Monday, 13 September 2010

Burn a Koran Day


On Saturday it was September the 11th 2010, the 9th anniversary of the 9/11 attacks. The Revd Terry Jones (After he finished Monty Python!) says we should all burn Korans on every September the 11th. This sounds to me like another provocation tactic like those Danish cartoons. Also it serves to refucus the public on the "real" issues involved: The Muslims did the 9/11 attacks and it was not a govt conspiracy... just in case we've forgotten!
It it really sacrilege to burn the Koran? Well, yes. But only because it's sacrilege to burn any book. Books are objects of beauty and wonder, the hallmark of civilization. To burn books is the cypher of barbarism and tyanny.

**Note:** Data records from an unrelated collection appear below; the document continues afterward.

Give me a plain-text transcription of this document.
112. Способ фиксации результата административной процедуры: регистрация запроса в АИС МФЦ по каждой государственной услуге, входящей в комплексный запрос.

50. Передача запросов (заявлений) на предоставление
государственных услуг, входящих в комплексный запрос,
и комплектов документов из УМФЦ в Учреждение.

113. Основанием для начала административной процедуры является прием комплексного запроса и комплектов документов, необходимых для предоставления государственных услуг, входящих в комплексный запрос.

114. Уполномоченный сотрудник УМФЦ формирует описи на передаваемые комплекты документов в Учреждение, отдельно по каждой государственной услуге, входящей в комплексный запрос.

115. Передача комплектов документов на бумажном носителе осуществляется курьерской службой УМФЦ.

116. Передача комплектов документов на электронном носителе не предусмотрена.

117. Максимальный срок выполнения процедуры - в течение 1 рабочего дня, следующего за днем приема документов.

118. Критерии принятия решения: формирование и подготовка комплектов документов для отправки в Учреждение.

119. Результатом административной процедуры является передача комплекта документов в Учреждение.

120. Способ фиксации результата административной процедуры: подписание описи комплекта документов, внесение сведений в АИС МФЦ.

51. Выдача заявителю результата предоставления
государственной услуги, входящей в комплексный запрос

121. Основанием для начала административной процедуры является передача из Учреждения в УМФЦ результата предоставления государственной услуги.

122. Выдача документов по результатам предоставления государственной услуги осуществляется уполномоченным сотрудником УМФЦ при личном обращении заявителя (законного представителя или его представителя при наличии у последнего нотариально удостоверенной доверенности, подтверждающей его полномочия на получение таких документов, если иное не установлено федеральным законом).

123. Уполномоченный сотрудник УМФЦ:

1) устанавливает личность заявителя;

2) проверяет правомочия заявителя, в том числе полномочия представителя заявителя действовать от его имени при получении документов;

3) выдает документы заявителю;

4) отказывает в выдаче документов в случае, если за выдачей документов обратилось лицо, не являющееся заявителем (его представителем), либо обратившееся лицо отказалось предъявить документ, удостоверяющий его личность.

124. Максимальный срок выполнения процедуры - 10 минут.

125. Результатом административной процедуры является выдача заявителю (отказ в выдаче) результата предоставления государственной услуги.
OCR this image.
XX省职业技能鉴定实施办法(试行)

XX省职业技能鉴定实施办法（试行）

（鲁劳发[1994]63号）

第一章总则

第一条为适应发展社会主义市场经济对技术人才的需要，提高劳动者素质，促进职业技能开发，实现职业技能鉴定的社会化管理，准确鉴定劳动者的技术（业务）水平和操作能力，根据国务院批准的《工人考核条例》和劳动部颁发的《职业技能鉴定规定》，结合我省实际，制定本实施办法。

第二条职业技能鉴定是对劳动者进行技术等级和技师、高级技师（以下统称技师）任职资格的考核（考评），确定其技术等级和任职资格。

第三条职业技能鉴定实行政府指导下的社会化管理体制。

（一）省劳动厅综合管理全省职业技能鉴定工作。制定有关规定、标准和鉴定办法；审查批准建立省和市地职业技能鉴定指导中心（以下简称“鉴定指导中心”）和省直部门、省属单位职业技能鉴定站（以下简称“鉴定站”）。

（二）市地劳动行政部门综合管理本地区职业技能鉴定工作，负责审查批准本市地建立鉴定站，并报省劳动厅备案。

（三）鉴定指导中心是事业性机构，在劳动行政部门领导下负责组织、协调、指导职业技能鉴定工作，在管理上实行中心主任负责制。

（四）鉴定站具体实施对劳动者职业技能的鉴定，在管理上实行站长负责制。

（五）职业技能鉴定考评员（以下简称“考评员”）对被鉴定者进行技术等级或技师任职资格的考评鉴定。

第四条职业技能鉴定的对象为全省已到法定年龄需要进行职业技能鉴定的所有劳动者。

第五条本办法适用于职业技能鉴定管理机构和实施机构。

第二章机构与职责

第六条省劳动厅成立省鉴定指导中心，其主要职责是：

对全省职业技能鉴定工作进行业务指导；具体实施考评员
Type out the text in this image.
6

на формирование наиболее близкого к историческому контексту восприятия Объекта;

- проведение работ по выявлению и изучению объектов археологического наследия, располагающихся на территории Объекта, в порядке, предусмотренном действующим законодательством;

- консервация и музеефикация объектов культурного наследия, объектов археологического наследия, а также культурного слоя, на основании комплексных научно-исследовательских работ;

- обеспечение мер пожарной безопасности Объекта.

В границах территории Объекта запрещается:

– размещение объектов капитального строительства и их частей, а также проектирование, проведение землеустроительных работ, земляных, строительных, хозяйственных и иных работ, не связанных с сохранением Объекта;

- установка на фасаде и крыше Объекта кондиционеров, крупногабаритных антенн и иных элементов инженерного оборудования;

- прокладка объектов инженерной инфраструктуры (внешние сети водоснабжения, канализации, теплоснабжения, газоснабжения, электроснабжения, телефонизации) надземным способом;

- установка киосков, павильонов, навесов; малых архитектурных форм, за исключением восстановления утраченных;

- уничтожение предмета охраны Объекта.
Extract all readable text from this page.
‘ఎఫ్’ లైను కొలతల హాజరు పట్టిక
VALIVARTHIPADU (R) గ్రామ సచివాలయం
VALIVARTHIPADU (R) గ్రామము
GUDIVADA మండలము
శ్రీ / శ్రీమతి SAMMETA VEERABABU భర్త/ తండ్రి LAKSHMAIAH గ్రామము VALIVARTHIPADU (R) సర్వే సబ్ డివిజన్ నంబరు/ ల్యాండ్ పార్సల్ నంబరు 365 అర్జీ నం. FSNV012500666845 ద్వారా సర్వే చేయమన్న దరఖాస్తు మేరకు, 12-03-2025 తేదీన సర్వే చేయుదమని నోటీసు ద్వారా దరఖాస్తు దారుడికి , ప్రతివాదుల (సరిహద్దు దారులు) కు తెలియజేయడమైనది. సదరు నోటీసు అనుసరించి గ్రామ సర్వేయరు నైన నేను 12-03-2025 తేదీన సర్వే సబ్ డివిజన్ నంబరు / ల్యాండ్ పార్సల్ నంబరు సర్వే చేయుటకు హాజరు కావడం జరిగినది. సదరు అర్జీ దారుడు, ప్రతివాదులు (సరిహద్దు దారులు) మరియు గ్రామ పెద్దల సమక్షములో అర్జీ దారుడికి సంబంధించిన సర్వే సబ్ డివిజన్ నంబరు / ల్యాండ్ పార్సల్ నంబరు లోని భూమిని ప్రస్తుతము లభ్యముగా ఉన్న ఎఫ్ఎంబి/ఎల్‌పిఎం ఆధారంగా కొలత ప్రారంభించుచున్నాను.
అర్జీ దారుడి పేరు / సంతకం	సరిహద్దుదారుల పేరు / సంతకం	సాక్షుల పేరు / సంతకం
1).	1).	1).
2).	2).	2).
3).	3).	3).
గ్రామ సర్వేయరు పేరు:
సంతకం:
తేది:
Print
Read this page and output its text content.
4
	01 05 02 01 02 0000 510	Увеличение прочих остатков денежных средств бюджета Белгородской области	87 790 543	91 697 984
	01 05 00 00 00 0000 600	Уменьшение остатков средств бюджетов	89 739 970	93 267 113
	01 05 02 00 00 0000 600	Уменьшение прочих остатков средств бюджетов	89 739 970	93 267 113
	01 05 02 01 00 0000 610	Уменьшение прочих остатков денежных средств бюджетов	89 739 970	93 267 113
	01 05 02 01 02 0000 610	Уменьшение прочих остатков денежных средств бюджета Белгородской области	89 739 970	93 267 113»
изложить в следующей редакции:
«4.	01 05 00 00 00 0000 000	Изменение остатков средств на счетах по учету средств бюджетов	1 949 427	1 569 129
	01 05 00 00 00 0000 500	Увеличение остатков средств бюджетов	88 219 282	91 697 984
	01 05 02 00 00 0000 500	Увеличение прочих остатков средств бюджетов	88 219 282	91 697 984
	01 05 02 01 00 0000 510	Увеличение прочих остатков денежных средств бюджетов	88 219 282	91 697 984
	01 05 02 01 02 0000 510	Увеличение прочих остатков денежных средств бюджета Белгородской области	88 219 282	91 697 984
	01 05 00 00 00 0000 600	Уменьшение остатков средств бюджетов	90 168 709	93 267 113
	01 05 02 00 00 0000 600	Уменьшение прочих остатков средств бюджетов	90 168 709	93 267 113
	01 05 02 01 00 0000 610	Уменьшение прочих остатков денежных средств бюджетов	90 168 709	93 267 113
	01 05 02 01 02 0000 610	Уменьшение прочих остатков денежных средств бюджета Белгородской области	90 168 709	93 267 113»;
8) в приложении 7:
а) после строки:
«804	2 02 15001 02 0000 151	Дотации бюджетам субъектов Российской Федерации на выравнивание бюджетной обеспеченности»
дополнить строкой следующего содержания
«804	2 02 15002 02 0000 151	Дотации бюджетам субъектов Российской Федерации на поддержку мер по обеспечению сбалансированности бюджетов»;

Thursday, 9 September 2010

Oxford Skeptics in The Pub 7/9/10


Background articles: http://hpanwo.blogspot.com/2009/03/bad-science-by-ben-goldacre_25.html
And: http://hpanwo.blogspot.com/2008/09/skeptic-in-pub-15908.html


On Tuesday night I went to my first Oxford Skeptics in the Pub (http://oxford.skepticsinthepub.org/). Itr's run by a bloke called Andy. The speaker was the "Skeptical activist" Simon Perry, see: http://adventuresinnonsense.blogspot.com/ . He spends his time reporting psychics and alternative medicine practitioners to Trading Standards.
I went undercover this time (The only time I'll be able to do this because Droike, a long-term HPANWO Forum member, is about to shop me to them ), and luckily nobody was there from the London ones who'd recognize me. I asked a question at the Q&A session. I firstly "congratulated" Simon for infiltrating psychic surgeries and Spiritualist Churches, but said: "Have you ever thought about infiltrating the Arthur Findlay College or Canol Hafarn y Coed, where these psychics train?" He replied: "I might well do, and I'll sue them if I'm not psychic by the end of the course." Sadly he missed the sarcasm and irony of my question. He was supposed to say "Why?" then I'd have said: "Because I want to know when they pull students to one side and say: 'Look, this is all a load of crap really, but this is what you have to do.'; and then lead them to the secret passageway from the meditation room to the secret classroom where they teach you cold reading!"

Tuesday, 7 September 2010

Piranhas are NOT Dangerous!


Well, not very. They have been known to attack humans and can give a swimmer a nasty bite, but the idea that they will come at you in droves and reduce you to a skeleton in ten minutes is a complete myth. There are thousands of other fish species that deserve a dangerous reputation more than the piranha

This film is currently in the cinemas: http://www.imdb.com/title/tt0464154/ . I've not seen it and have no intention to because it looks rubbish. It's actually the most recent in a whole series of remakes, varying in obscurity, of an original horror B-movie from 1978 by Joe Dante (Explorers, Universal Soldier etc).

The myth of Piranha's nature dates back to the 1940's when Theodore Roosevent mentions them in a speech. It was just a brief aside, an anecdote, however one of the people listening to the speech was an author called Willard Price. The idea of the Piranha being a horrific man-eater captured his imagination and he incorporated them into his 1949 book Amazon Adventure in which there's a scene where they attack an aligator and strip its entire body in minutes leaving only a pile of bones that the author compares to dinosaur fossils. Then more stories and TV shows followed on from Price's vision and in 1978 the first horror movie of the Piranha franchise was produced. The piranha myth had gone viral!

Piranhas are actually quite timid fish that school together only for protection and hunt in small groups. They rarely attack anything bigger than themselves and prefer carrion; in fact they're known as "aquatic vultures". I saw one in an aquarium once as a child and was awed by the sign on the side which said: "DO NOT PUT YOUR HAND IN THE WATER. I had this image that if I put my hand in only bones would come out! No, the truth is that it might just bite me; they have sharp teeth and powerful jaws, and this was the reason for the sign.

I wonder how many other concepts that everyone assumes is real are not. Ian R Crane talks about the "pseudo-myths"; notions that are generally thought of as true, yet not observed to be true. They are false, but are not labelled with the word "myth" and all it's negative connotations.